Bureaucracy is all you need.
A manifesto for paying more attention to how AI agents communicate.
Lately, there’s been a lot of talk about AI agents. Most of this talk has been using the idioms of traditional software - graphs, pipelines, and prompts – terminology borrowed from computer science and mathematics. and so forth. However, we are not using traditional software. We are using Large Language Models. If traditional software is an assembly line, large language models are more akin to a random dude off the street - they are explicitly meant to simulate human behaviour.
A traditional program operates with uncompromising determinism. Given identical inputs, it produces identical outputs. Its possible states remain discrete and limited. Users interact through prescribed channels – forms, buttons, APIs. This rigid structure enables mathematical description and precise quantification.
LLMs operate in probability spaces. Modern models achieve 90% accuracy across tasks but lack consistency. They inhabit vast state spaces that dwarf traditional programs. Through training on human-generated data, they mirror human behavioral patterns. This includes reproducing human limitations, struggling with mathematics and generating fake facts that support narratives to please their counterparty.
This probabilistic nature might suggest unsuitability for practical applications.
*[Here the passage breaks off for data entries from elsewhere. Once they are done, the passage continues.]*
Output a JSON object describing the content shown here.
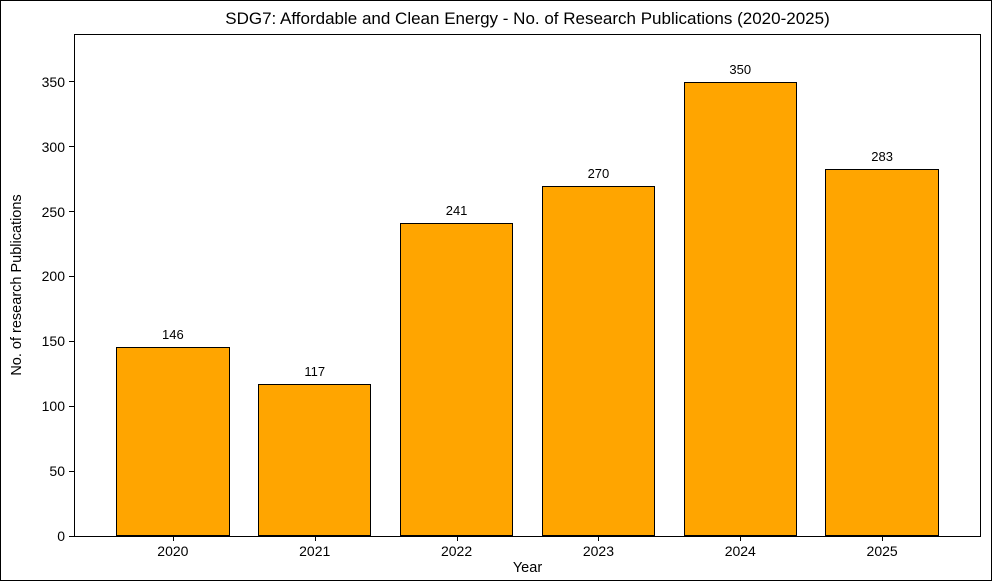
{
  "chart_data": {
    "type": "bar",
    "title": "SDG7: Affordable and Clean Energy - No. of Research Publications (2020-2025)",
    "xlabel": "Year",
    "ylabel": "No. of research Publications",
    "categories": [
      "2020",
      "2021",
      "2022",
      "2023",
      "2024",
      "2025"
    ],
    "values": [
      146,
      117,
      241,
      270,
      350,
      283
    ],
    "yticks": [
      0,
      50,
      100,
      150,
      200,
      250,
      300,
      350
    ],
    "ylim": [
      0,
      386
    ],
    "xlim": [
      -0.69,
      5.69
    ],
    "bar_width": 0.8,
    "bar_color": "#FFA500",
    "bar_edge_color": "#000000",
    "grid": false,
    "legend": "none",
    "plot_background": "#ffffff"
  }
}
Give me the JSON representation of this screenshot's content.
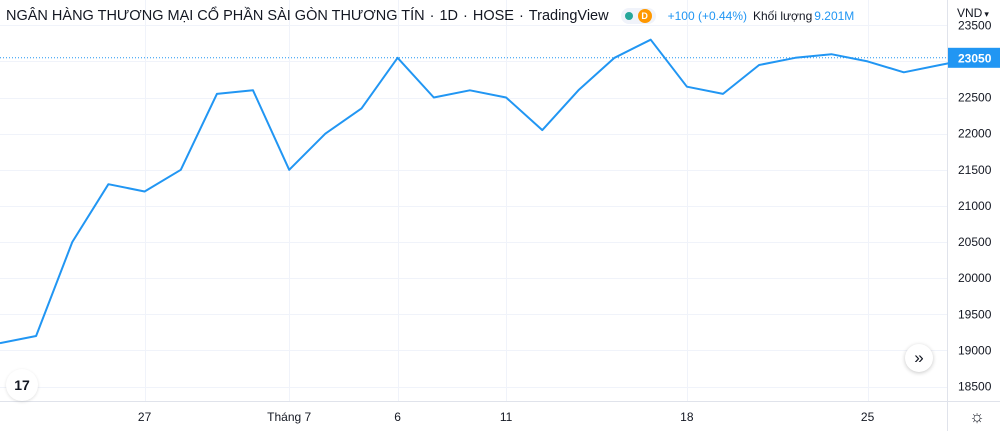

Yet humans, who share these characteristics, form the foundation of civilization. People demonstrate unreliability and creativity while operating across expansive state spaces. Society functions despite – or perhaps because of – these traits.
Therefore, to improve AI system design, we’ll be best served by looking at lessons from fields like history, political science, and organizational design rather than graph theory. How does society transmute unreliable components to reliable systems? What human organizations successfully accomplish similar objectives to those of AI ensembles?
The answer, of course, is bureaucracy. Bureaucracies and hierarchies implement checks and balances. Insurance policies protect against human error. Change requests and status meetings create accountability. These mechanisms convert humans’ inconsistent (probabilistic) individual outputs into reliable systems.
And what is bureaucracy? Bureaucracy is merely a formalization of communication; it is the underlying communication infrastructure of an organization. The capacity to transmit information and await responses enables coordination. Most knowledge workers derive value from coordinating their actions with others. Writing an article or a piece of code with no target audience or goal is meaningless, and the only way to determine what the proper goal for a piece of work should be, is through communication.
This points toward a new paradigm for AI systems, particularly agentic ones. Instead of focusing solely on tools, we should implement bureaucracy, or in other words, communication protocols and specific responsibilities.
Picture an AI agent named Dave, tasked with identifying medical research articles, working with Pat, who specializes in summarization. Their interaction protocols mandate regular communication about search criteria and progress updates. Through these regular communications, Pat and Dave, although they are each probabilistically correct only 90% of the time, through their mutual communications and checks, since they’re likely not wrong at the same time, they could ensure that the system as a whole operates at above 90% accuracy.
Through this framework of agents with distinct responsibilities and communication requirements, we can construct hierarchies and organizations. These structures could transform unreliable LLM components into systems that produce consistent, high-quality outputs.
This organizational approach acknowledges the probabilistic nature of LLMs and provides mechanisms to enhance reliability. It mirrors how human societies handle individual variability through structural solutions. By accepting that LLMs share characteristics with human cognition – including limitations – we can adapt proven organizational patterns to AI systems.
Therefore, I think that, if we are to move forward with building ever larger AI systems, we should pay more and more attention to historically how people have gone about building larger and larger organizations. Specifically, we should pay attention to the bureaucracies and communication protocols they used to scale up these organizations. By recognizing LLMs as entities more akin to humans than traditional programs, we can build systems that harness their capabilities while mitigating their limitations. The future of AI might not lie in perfecting algorithms but in perfecting organizations. MBAs might soon become more important than software engineers (and I say this as an engineering major and software developer.)
In a future blog, I aim to make this more concrete by building a system that would let you build your own bureaucracy by specifying the briefs for agents, as well as letting them communicate among each other and defining each’s responsibility.



I am wondering whether if it is true to say that if you combine the input of two agents, both of who are only 90% accurate, that their combined accuracy would go up. Taking a simple example: If I am 100% accurate, and someone who is 80% accurate checks my work, then self evidently overall accuracy would, in be lower than 100%.